What was most striking about this book was its ending. Normally, you would expect hero Gary Landis to save, at the last moment, his new girlfriend (and long time friend) Janelle Betancourt from the clutches of Andy Soriano and his mother, Skander Masaryk. Not only doesn’t Ing do that, but, in the attempt of her grandfather, Swede Halvorsen, to save Janelle, he kills her with a stray shotgun pellet into the brain. If Landis were a series espionage hero who was habitually unattached, the killing of Janelle would simply be a resetting of his affairs for the next book. Here it’s a lingering tragedy.
It’s not the only thing strange about the presentation and structure of this espionage thriller. The initial spooker killings are referred to in the narrative voice of an unidentified narrative “we”. We never do find out (and this, I think, is the biggest flaw of the book) who makes the attempt on Masaryk’s life after she defects to the CIA (we assume it’s the KGB but that’s only a guess).
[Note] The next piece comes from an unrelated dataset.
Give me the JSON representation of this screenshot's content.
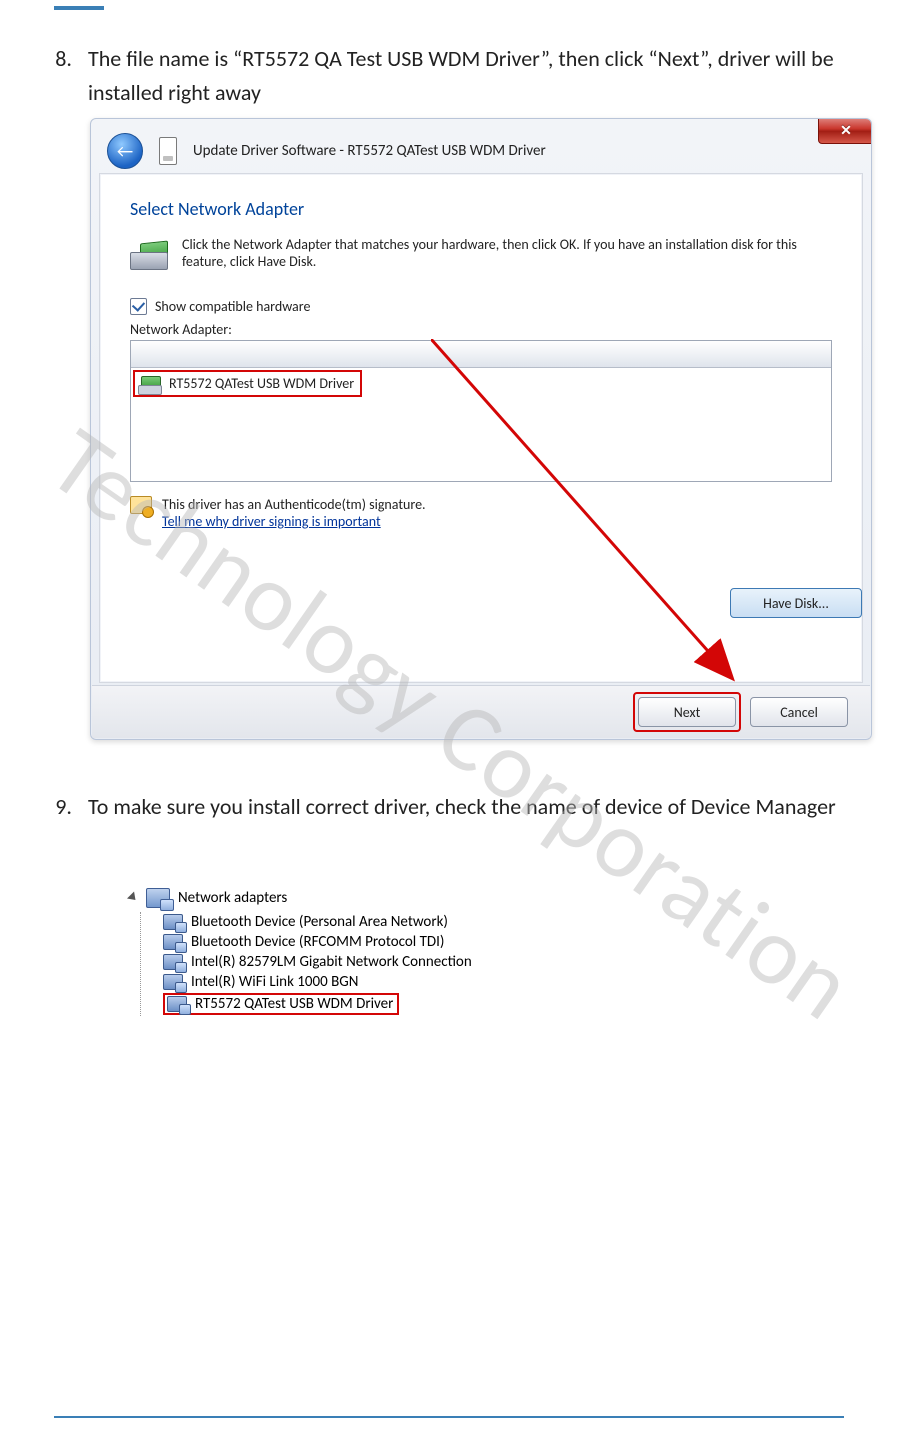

Ing likes characters with psychological pathologies, but they usually aren’t all that novel or interesting and have the feel of warmed over psychological cliches from others’ works. That was true of some characters in his Butcher Bird and Soft Targets. Here the twisted relationship between Skander and Andy seemed quite plausible. Skander kills secret agents for their exfiltration kits of money and for the pleasure of pitting herself against espionage professionals and wrecking revenge on the KGB who oppressed her native Czechoslovakia and the CIA who she thinks betrayed her as a defector. (The spooker kits of the title — I’ve never heard the term “spooker” before so I don’t know if Ing invented it.) She dominates Andy, forbids him sex with women, constantly criticizes him, blames him for some of her own mistakes. She adopted him (stole, really) as an assistant for her murders. Both of them are masters of disguise (Skander aided by being a natural hermaphrodite), adept at the trade and tools of espionage, and methods of murder. But, under Skander’s domination, Andy develops into a stereotypical serial killer with sexual motives.
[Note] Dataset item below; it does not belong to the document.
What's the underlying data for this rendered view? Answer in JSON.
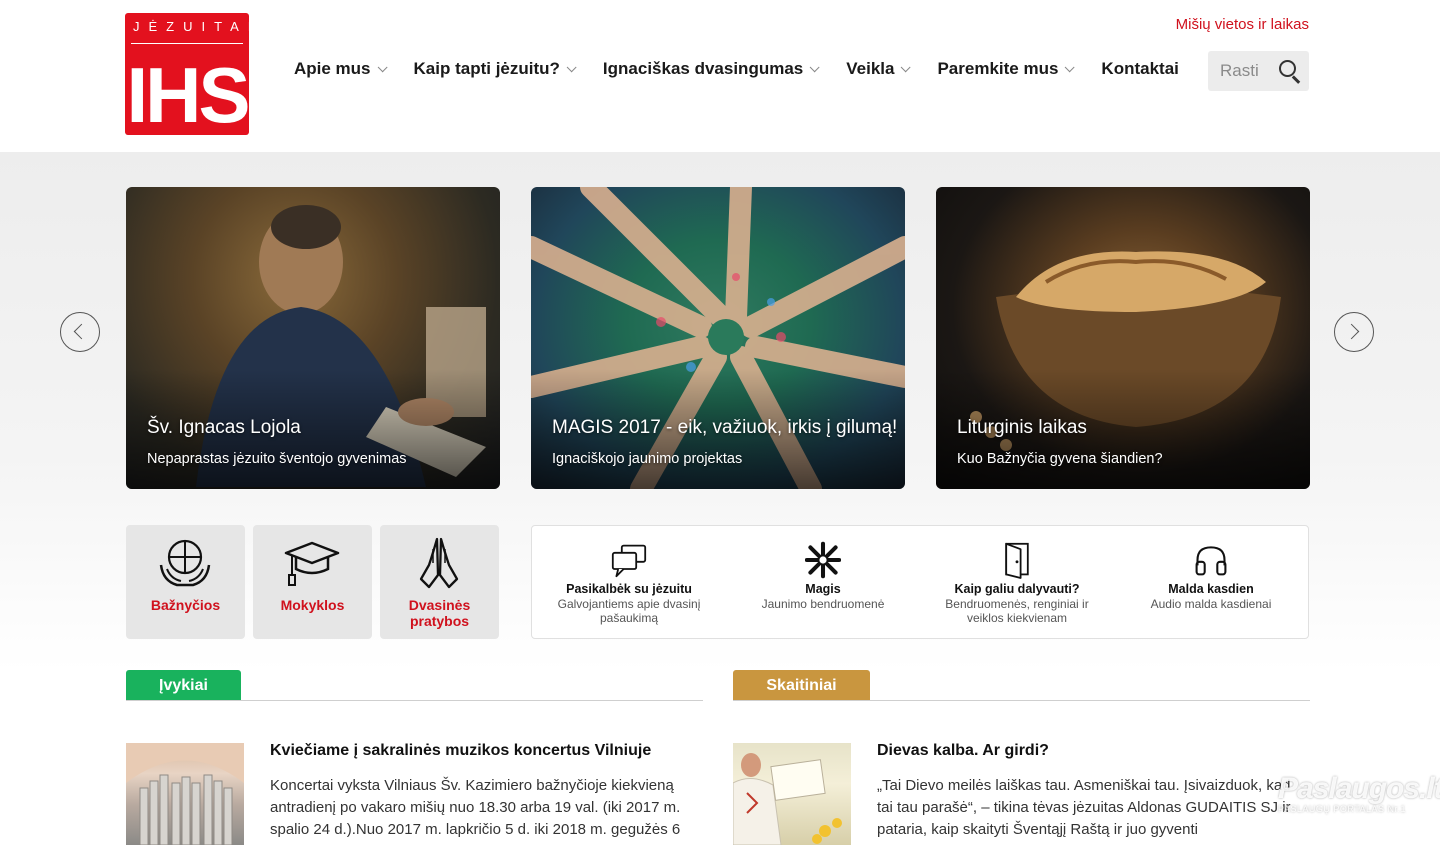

In the course of the book, he moves from sex with dead animals to trying to kill an attractive older woman (who reminds him of Skander) at his community theater group and, later, Janelle. (The last seemed improbable since his sexual attraction seems to inexplicably shift from the attractive and older type woman who reminds him of his mother, to Janelle, who is more like the women he despises as “glamourpussies”.) Through most of the book, you’re uncertain how much the cold, brilliant, and ruthless Skander cares for Andy. Eventually, it’s revealed she has no love for him, regarded him as nothing more than a tool. When a mistake convinces her it’s time to retire, she plots Andy’s murder, even more of a necessity when she finds out about his psychological degradation as evidenced by the dead animal carcasses he has been having sex with.
The confrontation between Andy and Skander is expected, but, in keeping with the strain of accident and coincidence running through the book, it’s precipitated by accidents. Not only does Skander discover Andy’s sexual secrets, but two rather comically depicted (at least, at first) FBI agents (one with a hangover) scare him into running when they are called to investigate Andy for, of all things, the theft of two kittens from a Federal research facility where he works. (Andy stole the kittens for sex.) They follow him to the killers’ lair on an Indian reservation (which Skander is in the midst of booby-trapping with ammonia nitrate-diesel bombs in order to kill Andy).
Skander, an aviation buff, has an interesting little plane called a Chamois. Lovingly described by Ing (I have no idea if it’s a real plane.), I expected it to play a much bigger role than simply as an escape vehicle for Andy after he kills his mom and before he goes after Janelle. The oddity of Landis not pursuing Andy to the final confrontation with his mother is matched by two “Andys” in the class of high schoolers that included the skeleton Landis finds in the mine shaft he was thrown in to die. Landis thinks the killer of that high schooler may have been one of the two “women” who tried to kill him, but he only discovers it was Andy Soriano too late. The death of Janelle is foreshadowed when Landis talks to another of that high school class who married a Bureau of Land Management agent whose first wife was killed by a firebomb meant for him.
I admired Ing for having the guts to kill Janelle, the psychological realism of Skander and Andy, and squeezing such a big story into so few pages — but this is one bizarrely plotted novel.